E13: The impact of running shoes on injury prevention With Jean-Francois (JF) Esculier

Jimmy Picard   |
January 5, 2026

Key Notes

  • Key takeaways
    • Load vs capacity is the central lens. Running injuries aren’t just about mileage or pace, sleep, stress, and life load strongly influence how much training the body can tolerate.
    • The “red line” is dynamic. A runner’s tolerance to load shifts day-to-day and season-to-season, rising with consistent training and dropping quickly during off-seasons or periods of poor recovery.
    • Education-driven load management works.

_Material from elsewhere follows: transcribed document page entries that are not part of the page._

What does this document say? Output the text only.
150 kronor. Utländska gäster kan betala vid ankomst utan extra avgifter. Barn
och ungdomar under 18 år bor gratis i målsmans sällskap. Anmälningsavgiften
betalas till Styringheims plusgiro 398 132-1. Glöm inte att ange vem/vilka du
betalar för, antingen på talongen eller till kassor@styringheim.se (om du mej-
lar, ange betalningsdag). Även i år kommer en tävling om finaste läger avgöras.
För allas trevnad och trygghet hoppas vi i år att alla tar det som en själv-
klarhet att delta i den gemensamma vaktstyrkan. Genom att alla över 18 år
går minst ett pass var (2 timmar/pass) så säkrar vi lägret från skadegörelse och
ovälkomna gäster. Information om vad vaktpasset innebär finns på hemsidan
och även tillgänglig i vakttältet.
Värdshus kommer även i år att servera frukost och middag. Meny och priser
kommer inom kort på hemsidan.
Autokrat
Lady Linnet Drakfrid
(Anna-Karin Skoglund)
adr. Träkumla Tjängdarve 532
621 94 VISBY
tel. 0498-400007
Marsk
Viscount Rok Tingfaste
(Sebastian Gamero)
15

In patellofemoral pain, structured education alone produced outcomes comparable to adding strengthening or gait retraining.
    • Effective education is specific. Pain ≤2/10 during runs, return to baseline within ~1 hour, no worsening the next morning, and smarter distribution of volume (run more often, less per session).
    • The 10% rule isn’t evidence-based. Rigid weekly limits don’t reflect how real training works; periodized builds with down weeks and “next reasonable steps” are more practical.
    • Gait and footwear are tools, not defaults. Gait changes and shoe selection are most useful for persistent or recurrent issues when the goal is to reduce tissue load, not to “fix” a runner.
    • Capacity is under-measured in research. Most studies ignore sleep, stress, and hormonal factors, limiting how well research translates to real-world injury prevention.
    • Objective data can build confidence. Tools like Runeasi help quantify impact, symmetry, and readiness, especially in return-to-run decisions after major injury or surgery.